We increasingly live in a blended world where strong community ties
are now part of local "public life" online (think of all the local
online groups, online school groups, use of social media by community
orgs, local hashtags, etc.).

However, it seems to date that most efforts are **reflecting** and not
proactively **generating** new social capital. They are not working to
intentionally have people meet new people in-person nor newly connect
people to jointly address community issues, etc.

Online ice breaking --> in-person community engagement/participation
and social capital generation as traditionally measured.

I think this nut needs to be cracked. We need new field research to
figure out what is possible, what works, what doesn't.

So, here is my research request ...

We are collaborating with the development of a research proposal along
these lines.

What we could use are references to current statistics and research
that do a great job of articulating the benefits from (likely
non-online) efforts seeking to generate new social capital or at least
measure the value of strong ties from an economic or social
perspectives. I am interested in how we might build on past asset
based community development work as well.

Suggestions?

Send links/references to:    [email protected]   team (at) e-democracy.org

BTW - We have over 15,000 active participants on our local online
neighborhood/community forums.
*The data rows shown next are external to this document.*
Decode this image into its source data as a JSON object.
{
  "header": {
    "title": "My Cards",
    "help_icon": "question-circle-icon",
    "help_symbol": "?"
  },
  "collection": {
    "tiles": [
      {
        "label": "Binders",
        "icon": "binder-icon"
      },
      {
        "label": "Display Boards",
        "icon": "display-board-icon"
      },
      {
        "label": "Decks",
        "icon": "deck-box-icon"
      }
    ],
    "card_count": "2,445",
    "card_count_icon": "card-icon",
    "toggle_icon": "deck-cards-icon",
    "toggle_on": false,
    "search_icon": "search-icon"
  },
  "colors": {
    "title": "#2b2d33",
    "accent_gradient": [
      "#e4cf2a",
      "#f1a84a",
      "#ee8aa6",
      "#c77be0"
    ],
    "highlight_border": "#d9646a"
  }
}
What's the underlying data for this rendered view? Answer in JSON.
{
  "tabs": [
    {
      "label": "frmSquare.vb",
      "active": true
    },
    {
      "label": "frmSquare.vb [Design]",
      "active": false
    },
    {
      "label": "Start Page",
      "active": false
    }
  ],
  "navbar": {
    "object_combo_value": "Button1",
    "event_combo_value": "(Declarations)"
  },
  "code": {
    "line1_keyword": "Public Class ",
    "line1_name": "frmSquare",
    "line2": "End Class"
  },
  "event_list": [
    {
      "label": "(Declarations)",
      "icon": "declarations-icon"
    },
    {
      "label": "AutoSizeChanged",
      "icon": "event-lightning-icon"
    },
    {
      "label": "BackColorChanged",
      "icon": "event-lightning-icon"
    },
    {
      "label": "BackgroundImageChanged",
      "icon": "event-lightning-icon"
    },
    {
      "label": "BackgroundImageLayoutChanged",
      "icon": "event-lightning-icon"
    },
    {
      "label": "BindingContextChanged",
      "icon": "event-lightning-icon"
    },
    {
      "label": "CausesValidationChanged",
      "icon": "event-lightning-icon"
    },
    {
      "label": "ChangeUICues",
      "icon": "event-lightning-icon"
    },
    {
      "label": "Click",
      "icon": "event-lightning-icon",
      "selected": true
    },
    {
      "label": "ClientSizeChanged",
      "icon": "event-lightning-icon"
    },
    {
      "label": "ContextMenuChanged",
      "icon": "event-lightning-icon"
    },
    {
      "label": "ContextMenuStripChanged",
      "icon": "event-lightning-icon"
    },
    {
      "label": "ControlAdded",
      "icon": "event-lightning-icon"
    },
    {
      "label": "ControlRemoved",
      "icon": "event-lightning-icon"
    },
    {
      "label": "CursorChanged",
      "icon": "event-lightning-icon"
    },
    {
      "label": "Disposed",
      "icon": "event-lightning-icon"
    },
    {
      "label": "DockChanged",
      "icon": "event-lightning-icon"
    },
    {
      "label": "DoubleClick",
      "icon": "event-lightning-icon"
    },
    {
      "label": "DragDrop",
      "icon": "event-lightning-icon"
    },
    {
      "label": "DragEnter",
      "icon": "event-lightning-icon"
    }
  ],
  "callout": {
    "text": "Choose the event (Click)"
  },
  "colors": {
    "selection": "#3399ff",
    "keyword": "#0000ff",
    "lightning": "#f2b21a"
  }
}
A handful of our forums are critical
mass "super" forums that reach upwards of 30% of households.

>From our uniquely open source, non-profit base we seek to go deeper
where we are already well established to see what new lessons can be
discovered and shared widely so that no matter what platform
communities are connecting, "what works" advice can be shared widely
to help us all build stronger communities.

To me, the blend of online first to offline community
engagement/building AND then back to online is one such area crying
out for experimentation.

With Millennials putting down roots and starting families, on-boarding
them into our traditional sense of place-based communities needs to
have more than just online dead-ends tied to geography with little
that works to build further trust and community participation that
works build up.  Nor should we settle for this activity in only
wealthy, well-educated areas, that are the easiest to connect but
relatively speaking generate the least overall social benefit because
new social capital generation happens anyway.

Noting how much effort has been put into building our base of
participants outside of other proprietary and closed networks (e.g.
Facebook, NextDoor, etc.) we are looking for opportunities to be an
open knowledge generator. My sense is that today without millions, it
would be almost impossible to build what we have from scratch where
the non-profit or research efforts would have full control over their
platform, features, etc. AND actually have participants willing to
engage and be part of such a project. While we can certainly generate
lessons on proprietary platforms, as long as we remain a strong island
of open source community engagement online there is an opportunity for
some creative research collaboration.